Terroryzm. Wyrok dla Niemca z ISIS
Obrońcy Nilsa D. usiłowali zdyskredytować zeznania świadków. Jednak sędziowie nie mieli wątpliwości, że oskarżony jest mordercą. Miał pobić na śmierć zakładnika tzw. Państwa Islamskiego.
Skazany właśnie za bycie terrorystą Nils D. z Dinslaken usłyszał wyrok 10 lat więzienia za morderstwo. Wyższy Sąd Okręgowy w Duesseldorfie uznał go także za winnego zbrodni wojennych. Według sędziów Niemiec miał zamęczyć na śmierć zakładnika w więzieniu tzw. Państwa Islamskiego (ISIS) w Syrii. W kolejnych dwóch podobnych przypadkach 31-latek został uniewinniony.
Prokuratura federalna wnioskowała o karę dożywotniego pozbawienia wolności ze szczególnym uwzględnieniem winy. Obrońcy zaś wnosili o uniewinnienie. Uzasadniali to rzekomymi sprzecznościami w zeznaniach wielu świadków. Oskarżony milczał w sprawie zarzutów i powoływał się na przyznanie się do winy we wcześniejszym procesie. Złożył wówczas obszerne zeznania przeciwko swoim wspólnikom z ISIS. Ostatni proces trwał ponad dwa lata.

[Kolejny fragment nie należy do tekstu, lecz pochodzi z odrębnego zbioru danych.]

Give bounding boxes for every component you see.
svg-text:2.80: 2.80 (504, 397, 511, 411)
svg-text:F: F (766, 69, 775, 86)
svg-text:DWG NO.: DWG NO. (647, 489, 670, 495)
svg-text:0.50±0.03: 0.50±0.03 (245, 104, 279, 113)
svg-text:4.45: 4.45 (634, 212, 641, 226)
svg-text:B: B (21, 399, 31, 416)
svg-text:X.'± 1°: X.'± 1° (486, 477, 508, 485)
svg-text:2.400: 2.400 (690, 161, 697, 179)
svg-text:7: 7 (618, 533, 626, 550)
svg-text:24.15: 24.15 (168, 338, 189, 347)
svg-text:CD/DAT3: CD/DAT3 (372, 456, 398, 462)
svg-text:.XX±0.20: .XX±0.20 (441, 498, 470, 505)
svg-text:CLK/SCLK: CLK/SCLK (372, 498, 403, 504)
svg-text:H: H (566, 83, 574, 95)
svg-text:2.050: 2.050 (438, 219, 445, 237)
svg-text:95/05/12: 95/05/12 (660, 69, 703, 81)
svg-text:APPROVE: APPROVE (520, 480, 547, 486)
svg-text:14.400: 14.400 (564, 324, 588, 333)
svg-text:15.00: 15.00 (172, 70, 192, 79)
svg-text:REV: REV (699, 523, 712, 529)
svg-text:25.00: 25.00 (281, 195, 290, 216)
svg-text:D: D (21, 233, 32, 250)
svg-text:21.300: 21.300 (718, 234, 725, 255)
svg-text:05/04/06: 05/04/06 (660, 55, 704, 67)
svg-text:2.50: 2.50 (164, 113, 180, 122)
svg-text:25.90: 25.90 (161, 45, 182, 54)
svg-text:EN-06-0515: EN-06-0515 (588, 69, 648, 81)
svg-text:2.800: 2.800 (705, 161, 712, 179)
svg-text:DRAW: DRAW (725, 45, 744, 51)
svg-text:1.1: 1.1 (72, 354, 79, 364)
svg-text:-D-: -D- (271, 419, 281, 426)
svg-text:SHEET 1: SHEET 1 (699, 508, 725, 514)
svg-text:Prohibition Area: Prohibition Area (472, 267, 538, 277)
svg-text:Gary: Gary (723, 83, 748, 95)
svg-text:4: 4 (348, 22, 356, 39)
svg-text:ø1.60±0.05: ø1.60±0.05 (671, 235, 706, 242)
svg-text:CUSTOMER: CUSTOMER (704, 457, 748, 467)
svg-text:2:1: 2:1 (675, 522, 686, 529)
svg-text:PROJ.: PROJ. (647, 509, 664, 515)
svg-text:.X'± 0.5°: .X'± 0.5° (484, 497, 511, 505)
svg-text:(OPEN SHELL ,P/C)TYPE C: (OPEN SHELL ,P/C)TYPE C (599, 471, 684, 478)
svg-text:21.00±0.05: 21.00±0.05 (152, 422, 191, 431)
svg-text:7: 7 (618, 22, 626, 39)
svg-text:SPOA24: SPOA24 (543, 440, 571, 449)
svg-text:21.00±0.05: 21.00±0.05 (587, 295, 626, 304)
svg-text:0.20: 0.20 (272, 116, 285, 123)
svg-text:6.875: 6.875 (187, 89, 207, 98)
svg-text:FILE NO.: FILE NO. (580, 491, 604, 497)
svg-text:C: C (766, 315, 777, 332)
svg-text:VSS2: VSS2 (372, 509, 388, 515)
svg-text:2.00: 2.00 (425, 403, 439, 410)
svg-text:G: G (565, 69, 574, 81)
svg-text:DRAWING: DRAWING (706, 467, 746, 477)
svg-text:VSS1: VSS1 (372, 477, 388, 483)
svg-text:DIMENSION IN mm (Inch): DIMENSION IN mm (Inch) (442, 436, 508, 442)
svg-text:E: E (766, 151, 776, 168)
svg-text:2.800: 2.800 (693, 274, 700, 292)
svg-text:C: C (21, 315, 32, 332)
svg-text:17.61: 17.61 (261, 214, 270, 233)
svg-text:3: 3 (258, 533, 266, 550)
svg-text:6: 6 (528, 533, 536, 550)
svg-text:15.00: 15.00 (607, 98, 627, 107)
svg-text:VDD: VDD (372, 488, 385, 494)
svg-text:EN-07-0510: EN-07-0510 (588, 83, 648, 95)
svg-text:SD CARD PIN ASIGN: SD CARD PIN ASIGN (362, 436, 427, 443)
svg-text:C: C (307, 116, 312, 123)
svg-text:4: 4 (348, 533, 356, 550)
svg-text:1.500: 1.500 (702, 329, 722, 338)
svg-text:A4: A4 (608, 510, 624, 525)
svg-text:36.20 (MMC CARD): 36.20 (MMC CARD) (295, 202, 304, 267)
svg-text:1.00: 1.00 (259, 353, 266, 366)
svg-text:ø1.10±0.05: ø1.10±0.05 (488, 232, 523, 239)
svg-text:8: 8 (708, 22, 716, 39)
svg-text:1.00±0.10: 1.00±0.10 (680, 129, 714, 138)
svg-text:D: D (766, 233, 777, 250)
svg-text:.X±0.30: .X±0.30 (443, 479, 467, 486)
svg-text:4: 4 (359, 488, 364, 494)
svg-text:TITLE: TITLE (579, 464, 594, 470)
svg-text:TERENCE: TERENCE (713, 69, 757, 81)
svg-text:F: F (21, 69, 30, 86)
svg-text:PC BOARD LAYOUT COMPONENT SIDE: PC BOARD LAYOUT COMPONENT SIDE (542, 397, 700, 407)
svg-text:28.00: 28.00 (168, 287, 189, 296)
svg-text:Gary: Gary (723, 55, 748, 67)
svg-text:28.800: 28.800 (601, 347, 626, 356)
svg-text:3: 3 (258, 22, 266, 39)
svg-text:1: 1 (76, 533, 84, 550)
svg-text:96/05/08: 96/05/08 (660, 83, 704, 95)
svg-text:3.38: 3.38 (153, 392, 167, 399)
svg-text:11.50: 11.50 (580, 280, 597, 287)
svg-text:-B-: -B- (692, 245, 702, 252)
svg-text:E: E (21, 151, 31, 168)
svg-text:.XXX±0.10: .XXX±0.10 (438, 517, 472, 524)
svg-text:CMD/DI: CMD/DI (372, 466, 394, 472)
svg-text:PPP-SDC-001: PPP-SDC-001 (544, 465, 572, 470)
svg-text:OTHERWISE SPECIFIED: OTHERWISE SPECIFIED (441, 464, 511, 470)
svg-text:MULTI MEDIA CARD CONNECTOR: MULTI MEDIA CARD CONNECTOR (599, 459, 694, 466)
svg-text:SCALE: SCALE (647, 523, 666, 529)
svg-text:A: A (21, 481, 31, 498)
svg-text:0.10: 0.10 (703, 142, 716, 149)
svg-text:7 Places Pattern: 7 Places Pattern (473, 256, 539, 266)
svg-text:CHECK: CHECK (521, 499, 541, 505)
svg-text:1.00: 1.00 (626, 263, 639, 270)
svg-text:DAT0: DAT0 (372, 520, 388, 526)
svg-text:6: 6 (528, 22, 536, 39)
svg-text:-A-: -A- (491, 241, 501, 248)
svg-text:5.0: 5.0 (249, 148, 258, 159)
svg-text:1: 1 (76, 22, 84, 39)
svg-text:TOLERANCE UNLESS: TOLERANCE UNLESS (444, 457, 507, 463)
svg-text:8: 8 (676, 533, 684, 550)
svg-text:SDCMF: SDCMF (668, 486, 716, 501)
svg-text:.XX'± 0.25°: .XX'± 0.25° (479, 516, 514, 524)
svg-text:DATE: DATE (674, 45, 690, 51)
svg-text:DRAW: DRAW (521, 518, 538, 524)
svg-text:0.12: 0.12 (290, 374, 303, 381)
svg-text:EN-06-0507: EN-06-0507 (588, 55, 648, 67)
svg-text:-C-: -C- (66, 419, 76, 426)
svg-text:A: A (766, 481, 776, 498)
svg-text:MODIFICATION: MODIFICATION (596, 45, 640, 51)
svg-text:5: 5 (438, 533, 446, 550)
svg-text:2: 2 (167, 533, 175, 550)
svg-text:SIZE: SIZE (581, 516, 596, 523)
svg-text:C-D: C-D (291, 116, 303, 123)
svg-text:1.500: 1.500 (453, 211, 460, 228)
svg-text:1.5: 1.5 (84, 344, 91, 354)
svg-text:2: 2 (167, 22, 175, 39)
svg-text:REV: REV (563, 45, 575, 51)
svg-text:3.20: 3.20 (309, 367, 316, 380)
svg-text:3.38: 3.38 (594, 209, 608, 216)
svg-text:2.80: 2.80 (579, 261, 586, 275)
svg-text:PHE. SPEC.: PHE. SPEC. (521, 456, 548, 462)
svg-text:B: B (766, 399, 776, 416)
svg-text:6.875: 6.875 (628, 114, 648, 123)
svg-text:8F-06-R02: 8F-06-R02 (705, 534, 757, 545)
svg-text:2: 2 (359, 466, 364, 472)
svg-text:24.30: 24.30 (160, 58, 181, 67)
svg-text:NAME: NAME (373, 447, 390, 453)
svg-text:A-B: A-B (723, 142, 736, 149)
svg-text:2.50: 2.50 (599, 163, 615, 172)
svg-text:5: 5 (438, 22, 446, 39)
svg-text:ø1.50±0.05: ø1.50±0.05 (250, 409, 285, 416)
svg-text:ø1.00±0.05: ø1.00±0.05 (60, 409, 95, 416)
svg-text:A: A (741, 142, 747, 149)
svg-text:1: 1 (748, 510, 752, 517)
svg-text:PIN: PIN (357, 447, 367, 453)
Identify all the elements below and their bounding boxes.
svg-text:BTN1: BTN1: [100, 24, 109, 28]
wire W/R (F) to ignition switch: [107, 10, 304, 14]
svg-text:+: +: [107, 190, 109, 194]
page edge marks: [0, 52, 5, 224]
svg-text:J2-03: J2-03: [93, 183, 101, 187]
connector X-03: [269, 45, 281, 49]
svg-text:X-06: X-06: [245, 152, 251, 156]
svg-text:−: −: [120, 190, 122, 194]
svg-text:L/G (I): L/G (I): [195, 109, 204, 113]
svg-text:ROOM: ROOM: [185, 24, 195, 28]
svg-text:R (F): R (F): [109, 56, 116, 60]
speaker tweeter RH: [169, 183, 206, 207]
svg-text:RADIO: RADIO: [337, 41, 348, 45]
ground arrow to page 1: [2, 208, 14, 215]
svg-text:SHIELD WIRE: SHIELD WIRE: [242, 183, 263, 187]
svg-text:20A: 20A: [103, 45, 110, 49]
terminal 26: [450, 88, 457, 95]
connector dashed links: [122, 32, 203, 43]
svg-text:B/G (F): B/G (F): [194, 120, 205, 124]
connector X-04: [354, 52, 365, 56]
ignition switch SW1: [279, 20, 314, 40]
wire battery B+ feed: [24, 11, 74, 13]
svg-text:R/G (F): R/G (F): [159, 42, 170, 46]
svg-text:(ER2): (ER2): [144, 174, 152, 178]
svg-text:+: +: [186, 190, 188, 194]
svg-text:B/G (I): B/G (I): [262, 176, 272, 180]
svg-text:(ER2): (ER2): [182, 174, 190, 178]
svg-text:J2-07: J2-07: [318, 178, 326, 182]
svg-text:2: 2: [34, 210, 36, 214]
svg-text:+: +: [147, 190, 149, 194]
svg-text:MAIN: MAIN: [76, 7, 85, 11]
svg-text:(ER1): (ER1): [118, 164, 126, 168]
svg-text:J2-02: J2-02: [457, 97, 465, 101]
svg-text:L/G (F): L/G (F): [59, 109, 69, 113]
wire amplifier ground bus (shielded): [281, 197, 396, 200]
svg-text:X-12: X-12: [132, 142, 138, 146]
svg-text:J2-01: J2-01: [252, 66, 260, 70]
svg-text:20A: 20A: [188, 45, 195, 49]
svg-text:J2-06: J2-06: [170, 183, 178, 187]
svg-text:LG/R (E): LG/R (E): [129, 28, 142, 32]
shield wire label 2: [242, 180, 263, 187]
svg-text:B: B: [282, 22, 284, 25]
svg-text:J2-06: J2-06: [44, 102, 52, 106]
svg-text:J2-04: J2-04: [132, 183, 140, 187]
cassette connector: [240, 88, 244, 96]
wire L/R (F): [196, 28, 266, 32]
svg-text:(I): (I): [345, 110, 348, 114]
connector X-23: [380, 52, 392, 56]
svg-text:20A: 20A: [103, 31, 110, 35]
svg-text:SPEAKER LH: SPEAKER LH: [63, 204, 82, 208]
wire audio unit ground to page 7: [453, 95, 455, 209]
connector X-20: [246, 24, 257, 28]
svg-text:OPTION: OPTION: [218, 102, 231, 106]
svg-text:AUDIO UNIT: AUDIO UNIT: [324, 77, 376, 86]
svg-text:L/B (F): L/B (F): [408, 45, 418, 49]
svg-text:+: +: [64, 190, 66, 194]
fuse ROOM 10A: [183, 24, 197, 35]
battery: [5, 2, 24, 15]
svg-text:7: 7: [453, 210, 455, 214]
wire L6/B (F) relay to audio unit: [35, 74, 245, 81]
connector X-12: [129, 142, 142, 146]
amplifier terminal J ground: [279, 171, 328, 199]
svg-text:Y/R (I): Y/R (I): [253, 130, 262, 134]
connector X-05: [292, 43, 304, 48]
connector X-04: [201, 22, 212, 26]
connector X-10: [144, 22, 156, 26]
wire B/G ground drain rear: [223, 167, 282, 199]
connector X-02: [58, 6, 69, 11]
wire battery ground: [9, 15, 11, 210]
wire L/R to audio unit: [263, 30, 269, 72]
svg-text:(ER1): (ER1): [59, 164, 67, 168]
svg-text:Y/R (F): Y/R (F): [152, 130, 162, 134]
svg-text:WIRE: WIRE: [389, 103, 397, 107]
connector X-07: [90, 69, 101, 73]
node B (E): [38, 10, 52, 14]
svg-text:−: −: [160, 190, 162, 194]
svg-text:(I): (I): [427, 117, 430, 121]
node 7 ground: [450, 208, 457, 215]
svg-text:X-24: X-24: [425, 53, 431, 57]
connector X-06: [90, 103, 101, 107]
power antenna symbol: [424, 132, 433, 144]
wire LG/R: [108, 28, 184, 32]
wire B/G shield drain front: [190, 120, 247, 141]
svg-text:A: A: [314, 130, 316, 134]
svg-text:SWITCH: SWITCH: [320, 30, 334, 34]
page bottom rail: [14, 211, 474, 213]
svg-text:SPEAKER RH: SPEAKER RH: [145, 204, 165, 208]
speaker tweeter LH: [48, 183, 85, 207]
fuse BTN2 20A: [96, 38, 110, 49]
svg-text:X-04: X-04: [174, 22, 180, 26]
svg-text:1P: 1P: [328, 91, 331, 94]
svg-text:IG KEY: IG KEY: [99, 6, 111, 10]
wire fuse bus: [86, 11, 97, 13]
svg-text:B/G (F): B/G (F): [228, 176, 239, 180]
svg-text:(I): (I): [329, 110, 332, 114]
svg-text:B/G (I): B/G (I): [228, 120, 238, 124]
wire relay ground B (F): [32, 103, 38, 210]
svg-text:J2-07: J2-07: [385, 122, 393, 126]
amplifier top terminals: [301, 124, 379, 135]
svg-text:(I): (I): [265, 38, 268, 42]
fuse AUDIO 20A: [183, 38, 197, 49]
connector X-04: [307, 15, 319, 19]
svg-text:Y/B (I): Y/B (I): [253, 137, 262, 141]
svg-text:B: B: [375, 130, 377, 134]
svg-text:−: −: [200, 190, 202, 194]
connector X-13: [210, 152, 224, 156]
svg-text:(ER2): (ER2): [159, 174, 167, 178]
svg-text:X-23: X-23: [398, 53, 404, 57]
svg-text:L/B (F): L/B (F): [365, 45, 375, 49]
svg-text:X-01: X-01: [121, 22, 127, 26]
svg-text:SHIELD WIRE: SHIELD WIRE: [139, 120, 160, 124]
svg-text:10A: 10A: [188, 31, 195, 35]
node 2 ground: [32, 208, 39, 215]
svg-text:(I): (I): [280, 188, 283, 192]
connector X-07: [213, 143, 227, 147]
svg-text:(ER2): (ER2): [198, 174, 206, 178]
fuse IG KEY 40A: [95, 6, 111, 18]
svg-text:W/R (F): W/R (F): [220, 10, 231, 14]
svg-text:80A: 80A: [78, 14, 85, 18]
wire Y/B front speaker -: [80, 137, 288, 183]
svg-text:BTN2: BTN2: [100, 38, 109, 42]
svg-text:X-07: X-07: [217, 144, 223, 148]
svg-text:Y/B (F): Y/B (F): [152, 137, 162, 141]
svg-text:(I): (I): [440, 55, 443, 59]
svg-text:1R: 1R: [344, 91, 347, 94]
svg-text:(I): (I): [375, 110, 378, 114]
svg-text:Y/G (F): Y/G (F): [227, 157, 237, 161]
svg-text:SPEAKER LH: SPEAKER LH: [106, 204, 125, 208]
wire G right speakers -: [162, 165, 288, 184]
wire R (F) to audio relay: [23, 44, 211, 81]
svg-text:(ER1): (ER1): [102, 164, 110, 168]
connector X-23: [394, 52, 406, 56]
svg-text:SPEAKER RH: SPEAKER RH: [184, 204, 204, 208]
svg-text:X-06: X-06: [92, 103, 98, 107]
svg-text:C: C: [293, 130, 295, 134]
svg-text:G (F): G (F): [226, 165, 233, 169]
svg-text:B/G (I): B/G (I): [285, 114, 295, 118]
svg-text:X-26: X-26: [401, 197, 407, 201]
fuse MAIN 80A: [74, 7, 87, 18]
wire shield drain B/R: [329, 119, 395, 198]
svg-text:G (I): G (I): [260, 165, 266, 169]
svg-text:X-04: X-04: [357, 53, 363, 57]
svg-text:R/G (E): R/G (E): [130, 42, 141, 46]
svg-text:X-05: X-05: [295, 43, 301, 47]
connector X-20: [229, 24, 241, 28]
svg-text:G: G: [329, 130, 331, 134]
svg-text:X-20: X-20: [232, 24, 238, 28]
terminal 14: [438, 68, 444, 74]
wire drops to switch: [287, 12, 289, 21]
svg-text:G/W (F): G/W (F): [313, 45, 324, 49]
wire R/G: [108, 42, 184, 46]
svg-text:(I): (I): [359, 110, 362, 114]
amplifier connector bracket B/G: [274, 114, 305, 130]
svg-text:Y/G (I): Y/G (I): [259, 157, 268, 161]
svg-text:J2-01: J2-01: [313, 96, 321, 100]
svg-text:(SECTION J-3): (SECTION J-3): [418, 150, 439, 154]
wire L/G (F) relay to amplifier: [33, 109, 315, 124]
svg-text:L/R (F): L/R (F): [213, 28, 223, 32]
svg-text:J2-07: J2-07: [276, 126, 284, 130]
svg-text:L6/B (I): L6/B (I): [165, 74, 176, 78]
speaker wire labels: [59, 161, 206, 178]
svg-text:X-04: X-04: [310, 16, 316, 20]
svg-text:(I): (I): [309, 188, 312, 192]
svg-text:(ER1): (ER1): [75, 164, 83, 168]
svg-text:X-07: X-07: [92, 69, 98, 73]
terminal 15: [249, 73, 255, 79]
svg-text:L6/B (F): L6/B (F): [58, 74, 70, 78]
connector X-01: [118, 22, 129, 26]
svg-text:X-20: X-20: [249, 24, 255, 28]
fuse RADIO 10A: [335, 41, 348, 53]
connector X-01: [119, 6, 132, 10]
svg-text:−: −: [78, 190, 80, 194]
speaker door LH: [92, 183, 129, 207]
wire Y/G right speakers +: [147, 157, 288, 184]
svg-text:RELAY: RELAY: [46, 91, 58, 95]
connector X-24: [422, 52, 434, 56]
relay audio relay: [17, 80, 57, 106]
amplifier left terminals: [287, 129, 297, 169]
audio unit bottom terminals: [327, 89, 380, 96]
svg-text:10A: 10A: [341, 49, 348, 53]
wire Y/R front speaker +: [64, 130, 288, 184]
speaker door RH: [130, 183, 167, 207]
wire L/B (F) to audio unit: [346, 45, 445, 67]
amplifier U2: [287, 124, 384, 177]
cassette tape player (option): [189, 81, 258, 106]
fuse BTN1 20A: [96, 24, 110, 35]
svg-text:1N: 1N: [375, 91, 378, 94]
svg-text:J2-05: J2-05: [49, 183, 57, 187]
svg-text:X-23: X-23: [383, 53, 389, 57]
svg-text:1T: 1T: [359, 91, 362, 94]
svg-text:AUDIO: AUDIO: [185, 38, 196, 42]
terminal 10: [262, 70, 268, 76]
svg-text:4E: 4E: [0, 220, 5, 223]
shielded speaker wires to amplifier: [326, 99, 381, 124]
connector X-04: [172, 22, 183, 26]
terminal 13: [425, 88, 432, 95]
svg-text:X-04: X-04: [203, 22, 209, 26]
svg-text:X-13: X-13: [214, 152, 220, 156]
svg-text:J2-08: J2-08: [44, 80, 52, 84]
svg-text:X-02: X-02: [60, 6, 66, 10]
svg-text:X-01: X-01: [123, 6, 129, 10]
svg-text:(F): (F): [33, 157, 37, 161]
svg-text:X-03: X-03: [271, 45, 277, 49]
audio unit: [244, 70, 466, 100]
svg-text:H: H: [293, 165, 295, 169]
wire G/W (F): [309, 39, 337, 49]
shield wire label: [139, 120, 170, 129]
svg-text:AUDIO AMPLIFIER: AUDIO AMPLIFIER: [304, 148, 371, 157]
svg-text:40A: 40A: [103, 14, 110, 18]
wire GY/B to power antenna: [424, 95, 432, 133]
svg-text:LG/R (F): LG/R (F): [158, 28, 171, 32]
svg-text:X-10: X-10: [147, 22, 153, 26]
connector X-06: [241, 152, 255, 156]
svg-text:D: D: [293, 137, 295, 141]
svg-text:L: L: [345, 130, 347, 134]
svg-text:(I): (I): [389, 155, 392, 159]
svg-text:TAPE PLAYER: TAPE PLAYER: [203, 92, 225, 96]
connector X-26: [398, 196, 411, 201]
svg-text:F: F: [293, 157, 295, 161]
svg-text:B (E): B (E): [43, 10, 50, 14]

Członek "Brygady z Lohberg"
Nils D. już w roku 2016 został skazany przez ten sam sąd na cztery i pół roku za terroryzm w szeregach tzw. Państwa Islamskiego. Należał do niesławnej salafickiej "Brygady z Lohberg", górniczej dzielnicy Dinslaken. Ugrupowanie przyłączyło się do ISIS w Syrii.
Sąd wówczas wyszedł z założenia, że mężczyzna był członkiem grupy uderzeniowej Państwa Islamskiego. Po skazaniu go odezwało się wielu byłych jeńców, według których Niemiec torturował jeńców w prowadzonym przez terrorystów więzieniu w Manbidż koło Aleppo w Syrii. Więźniowie byli tam zamęczani i bici do granic wytrzymałości, jak mówił przewodniczący składu sędziowskiego Jan van Lessen. Następnie byli pokazywani innym więźniom, by ich zastraszyć.